Not That Kind of Girl: A Young Woman Tells You What She's "Learned"

In terms of packing, all you need is clean underwear and a loaf of bread.

 

If you were running away from your city house, it’d be easy. You’d just go to the lobby and sit underneath the row of mailboxes. Remember when your hairless cat took the elevator down all on his own and hid inside the slot where Victor Carnuccio’s packages go? That was so funny.

 

If you were scared in the lobby, watching lower Broadway pass, you wouldn’t need to be. Your mother would come down soon enough and cotton to your demands.

 

But you’re at your country house so it’s a little bit harder. A good place to hide might be: out back, behind Art’s trailer. You could also go around the side of the old church, but it smells damp and is at least a quarter of a mile farther, and you hate walking.

 

A nice person to bring with you, should you want a companion, would be your neighbor Joseph Cranbrook. He is a good kid, even though he acts crazy sometimes. (Like when he ripped your screen door off the hinges because you wouldn’t come out to play with him. Your dad talked to him like he was an adult who had made a mistake, which is how he always talks to kids and which is part of why you are running away.) Joseph may be chubby and sloppy now, his face always covered in barbecue sauce and his only virtues being that he owns a dinghy and had the idea to dress as a gorilla in suspenders for Halloween, but be forewarned that, ten years from now, he will still be short, but he will also be ripped, and he will join the air force as an outlet for his rage and you will run into him on Crosby Street your freshman year of college and he will be the first person you give a blow job to. You won’t finish, just administer one horrified lick, and he won’t talk to you again. He will turn out to be “engaged” to a girl name Ellie who is a good foot taller than he and lives in South Carolina. Something called Facebook will be invented where you can learn all of this.

 

When you run away, the point is not to escape. You aren’t actually trying to disappear. You just want to attract your mother. The great fantasy is that she’s somewhere, watching, like the mother in Runaway Bunny who becomes the tree, then becomes the lake, then becomes the moon. Your mother becomes the mini backpack and becomes the loaf of bread and becomes the bed with the Devon Sawa poster above it where you go to sulk after it’s all over. She knows. She knows.

 

And eventually she comes and you get the kind of attention you’ve been asking for when you hang around watching her talk on the cordless and flip through the J. Crew catalog circling things with a ballpoint pen.
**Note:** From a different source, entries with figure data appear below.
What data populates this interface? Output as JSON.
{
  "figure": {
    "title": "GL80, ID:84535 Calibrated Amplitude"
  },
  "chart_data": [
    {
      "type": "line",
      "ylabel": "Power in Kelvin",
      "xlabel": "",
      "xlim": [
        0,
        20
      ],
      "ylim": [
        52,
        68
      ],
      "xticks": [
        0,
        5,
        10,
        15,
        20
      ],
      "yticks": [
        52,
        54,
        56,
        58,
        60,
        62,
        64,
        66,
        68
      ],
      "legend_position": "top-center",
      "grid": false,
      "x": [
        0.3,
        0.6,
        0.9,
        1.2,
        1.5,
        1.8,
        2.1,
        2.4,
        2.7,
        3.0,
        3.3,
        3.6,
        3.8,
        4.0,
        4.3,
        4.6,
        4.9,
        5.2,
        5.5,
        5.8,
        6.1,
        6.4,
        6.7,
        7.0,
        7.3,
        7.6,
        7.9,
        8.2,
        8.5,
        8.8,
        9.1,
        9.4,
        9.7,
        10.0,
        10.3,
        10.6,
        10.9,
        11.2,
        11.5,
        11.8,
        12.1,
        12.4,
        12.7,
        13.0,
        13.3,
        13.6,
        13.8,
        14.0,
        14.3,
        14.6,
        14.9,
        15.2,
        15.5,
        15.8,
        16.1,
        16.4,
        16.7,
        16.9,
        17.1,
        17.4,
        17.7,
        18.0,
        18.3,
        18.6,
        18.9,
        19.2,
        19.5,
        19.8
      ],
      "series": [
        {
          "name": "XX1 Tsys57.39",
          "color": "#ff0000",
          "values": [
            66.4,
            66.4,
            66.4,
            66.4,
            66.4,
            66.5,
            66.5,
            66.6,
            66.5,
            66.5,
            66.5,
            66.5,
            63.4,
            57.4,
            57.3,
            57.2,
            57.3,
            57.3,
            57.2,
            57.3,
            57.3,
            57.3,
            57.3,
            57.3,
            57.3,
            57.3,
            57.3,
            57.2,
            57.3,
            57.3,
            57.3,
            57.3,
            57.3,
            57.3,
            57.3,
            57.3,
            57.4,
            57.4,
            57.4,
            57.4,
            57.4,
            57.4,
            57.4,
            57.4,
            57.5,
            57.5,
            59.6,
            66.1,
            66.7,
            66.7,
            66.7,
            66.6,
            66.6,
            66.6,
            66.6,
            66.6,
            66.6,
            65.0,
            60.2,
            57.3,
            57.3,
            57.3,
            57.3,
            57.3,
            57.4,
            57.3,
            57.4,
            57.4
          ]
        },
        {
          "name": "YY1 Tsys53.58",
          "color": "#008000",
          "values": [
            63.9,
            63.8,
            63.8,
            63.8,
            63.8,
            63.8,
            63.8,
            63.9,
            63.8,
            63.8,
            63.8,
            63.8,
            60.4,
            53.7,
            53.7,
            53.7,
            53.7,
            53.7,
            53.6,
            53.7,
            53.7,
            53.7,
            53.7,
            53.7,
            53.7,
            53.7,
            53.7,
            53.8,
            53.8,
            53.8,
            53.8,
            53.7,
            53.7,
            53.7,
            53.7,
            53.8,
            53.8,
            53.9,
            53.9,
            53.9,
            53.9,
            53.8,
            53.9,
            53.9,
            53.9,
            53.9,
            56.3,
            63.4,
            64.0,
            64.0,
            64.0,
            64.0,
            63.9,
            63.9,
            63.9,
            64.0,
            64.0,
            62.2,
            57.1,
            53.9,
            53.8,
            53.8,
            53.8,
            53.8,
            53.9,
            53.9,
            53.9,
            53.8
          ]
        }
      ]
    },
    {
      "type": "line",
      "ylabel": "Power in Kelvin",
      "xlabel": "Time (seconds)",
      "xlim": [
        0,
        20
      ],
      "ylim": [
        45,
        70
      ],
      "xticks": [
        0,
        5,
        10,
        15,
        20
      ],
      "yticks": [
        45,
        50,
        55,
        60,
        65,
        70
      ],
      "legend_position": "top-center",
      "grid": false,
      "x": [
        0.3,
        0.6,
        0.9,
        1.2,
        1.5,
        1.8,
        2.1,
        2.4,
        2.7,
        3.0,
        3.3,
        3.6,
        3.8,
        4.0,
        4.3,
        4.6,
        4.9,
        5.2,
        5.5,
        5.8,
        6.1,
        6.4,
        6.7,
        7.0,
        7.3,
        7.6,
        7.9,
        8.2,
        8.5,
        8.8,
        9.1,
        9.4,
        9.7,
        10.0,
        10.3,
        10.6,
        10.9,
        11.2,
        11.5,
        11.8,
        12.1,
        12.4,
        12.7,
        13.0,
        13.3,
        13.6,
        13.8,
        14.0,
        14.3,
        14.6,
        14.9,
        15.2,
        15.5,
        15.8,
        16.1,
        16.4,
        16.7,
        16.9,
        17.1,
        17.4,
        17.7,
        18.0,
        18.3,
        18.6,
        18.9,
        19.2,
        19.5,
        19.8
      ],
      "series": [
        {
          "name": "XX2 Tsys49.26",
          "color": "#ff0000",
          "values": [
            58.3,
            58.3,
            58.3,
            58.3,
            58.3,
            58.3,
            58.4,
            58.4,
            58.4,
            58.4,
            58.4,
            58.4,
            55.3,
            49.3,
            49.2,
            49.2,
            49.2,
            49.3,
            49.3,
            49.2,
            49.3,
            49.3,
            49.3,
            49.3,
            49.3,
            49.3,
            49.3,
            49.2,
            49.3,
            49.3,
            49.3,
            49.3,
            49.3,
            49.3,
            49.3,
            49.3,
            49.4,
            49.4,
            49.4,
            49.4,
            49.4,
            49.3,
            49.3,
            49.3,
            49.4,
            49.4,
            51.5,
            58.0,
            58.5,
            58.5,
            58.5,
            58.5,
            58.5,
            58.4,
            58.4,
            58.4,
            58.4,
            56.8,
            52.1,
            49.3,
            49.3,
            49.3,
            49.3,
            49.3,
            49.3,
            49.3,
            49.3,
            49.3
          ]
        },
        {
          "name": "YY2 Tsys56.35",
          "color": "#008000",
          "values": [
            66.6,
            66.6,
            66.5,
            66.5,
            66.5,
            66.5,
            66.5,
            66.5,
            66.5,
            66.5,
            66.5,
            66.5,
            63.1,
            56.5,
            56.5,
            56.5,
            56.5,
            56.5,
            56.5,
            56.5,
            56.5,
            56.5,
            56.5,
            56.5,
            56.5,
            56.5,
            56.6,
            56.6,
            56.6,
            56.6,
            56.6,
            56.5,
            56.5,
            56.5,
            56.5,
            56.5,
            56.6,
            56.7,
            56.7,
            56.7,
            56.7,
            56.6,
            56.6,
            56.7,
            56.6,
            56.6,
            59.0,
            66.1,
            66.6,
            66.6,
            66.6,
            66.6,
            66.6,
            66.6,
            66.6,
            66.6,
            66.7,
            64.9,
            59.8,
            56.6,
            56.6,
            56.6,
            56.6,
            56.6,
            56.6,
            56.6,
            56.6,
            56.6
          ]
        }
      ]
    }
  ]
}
She says she understands, that once when she was your age she hid in a garbage can for an hour, but no one came for her except her father’s dental nurse.

 

Later in the summer your grandfather dies, and you’re secretly glad. You have a place to put all your sorrow now, one that people will understand. You ride your sister’s tricycle back and forth on the porch, loving the sound it makes as it scrapes the lead paint from the floor. Your parents don’t believe you that it’s lead paint so you ask them to drive you to the hardware store, where you purchase a small kit to test it with. The kit contains a small tube, like a lipstick, with a spongy white tip that you drag across the area you suspect of being toxic. Then you wait, and if there’s lead in the paint the white will turn bright red. The test results come up negative, just gray from the dirt of the porch floor, and you are disappointed.

 

 

 

 

 

A GUIDE TO RUNNING AWAY FOR TWENTY-SEVEN-YEAR-OLD WOMEN

 

None of your neighbors know you, so none of them would care. They are all over eighty-five, and they don’t have HBO. You could hurl yourself down the garbage chute and be found six days later, bleeding out into a pile of adult diapers, and it wouldn’t elicit more than a “Huh?” followed by a co-op meeting on how to handle disposing of the body.

 

If you don’t call your parents for a day, they assume you’re busy at work, helping a friend recover from a minor medical procedure, or fucking your boyfriend for seventeen hours straight. An hour squatting behind a religious structure won’t cut it anymore when it comes to getting their attention.